The writer and journalist Swapan Dasgupta was also opposed to removing colonial monuments. “History was never going to be written on the basis of how one statue in Bristol looked,” Dasgupta said. “This is not an attempt to rewrite history or make history a little more even-handed. What it really amounts to is airbrushing history, throwing out a lot of uncomfortable things, and believing in sanitising the past to make it palatable to contemporary morality.”

There is much to consider here. Recent comments by Tory MP and Leader of the House of Commons Jacob Rees-Mogg about the “benevolent” treatment of Boer women and children in concentration camps does suggest a wilful ignorance on the part of the British political establishment about the atrocious aspects of the imperial project. A few history lessons are perhaps in order.

But the iconoclasm is worrying. The most venerated of all such institutions, the British Museum, recently found itself accused of hypocrisy for making statements about being “aligned with the spirit and soul of Black Lives Matter everywhere” whilst continuing to display the Benin Bronzes, treasures looted by British soldiers in a punitive exercise in 1897. The Nigerians want them returned, and museums across Europe are now facing a deluge of restitution claims.

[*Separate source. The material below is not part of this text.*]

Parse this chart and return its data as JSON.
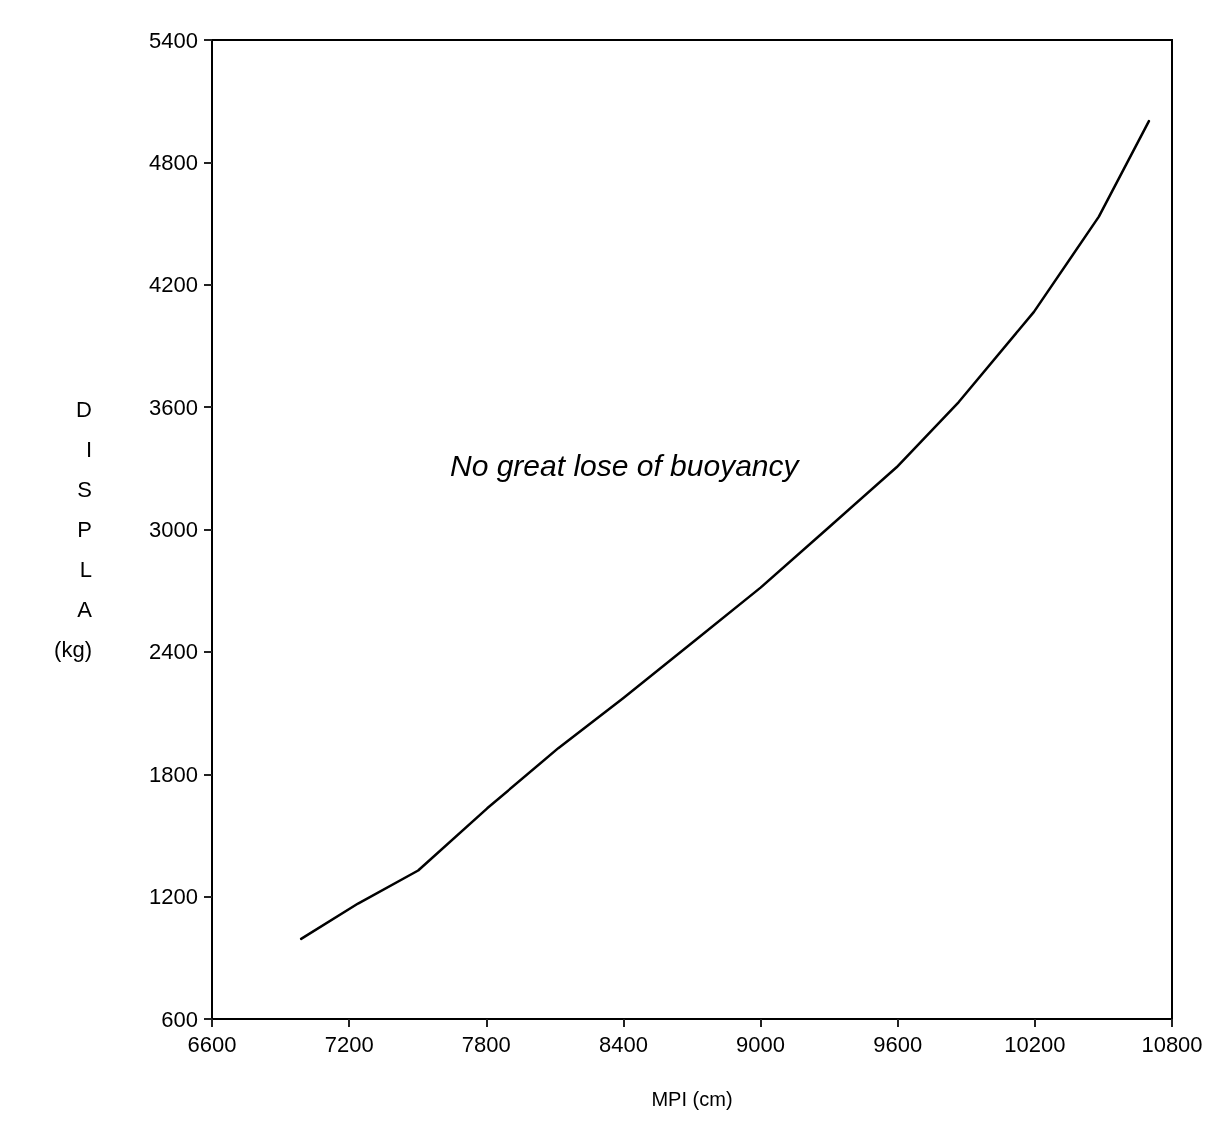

Another “decolonisation” row has erupted over the decision by Oxford’s Pitt Rivers Museum, one of the world’s leading anthropological and ethnographic institutions, to remove from display a collection of shrunken heads, or tsansas, the battle trophies of South American tribes. The museum claimed that the exhibition of human remains “reinforced racist and stereotypical thinking that goes against the museum’s core values”. But others argue their removal is the action of “small-minded” people.

The Sunday Times columnist Camilla Long put it thus: “But wasn’t the whole point of killing people and removing their skulls through their neck before boiling their heads to be powerful and ‘savage’? No one boils a head and thinks: ‘I hope in 200 years they’ll see this for the finely nuanced and culturally interesting gesture it is.’”

Another sideshow attraction

Johannesburg does at least have the highly regarded Apartheid Museum. It explores “reinforced racist and stereotypical thinking” and proudly declares itself to be the “pre-eminent museum in the world dealing with 20th century South Africa, at the heart of which is the apartheid story”. It is a popular tourist attraction, but I wonder if visitors are aware that its creation is due to satisfying a “social responsibility” clause in the granting of casino rights? 

No matter. A more interesting fact is that its developers, twins Abe and Solly Krok, made their first fortunes peddling skin-lightening creams during the late apartheid years. The museum has no trigger warnings about ironic content.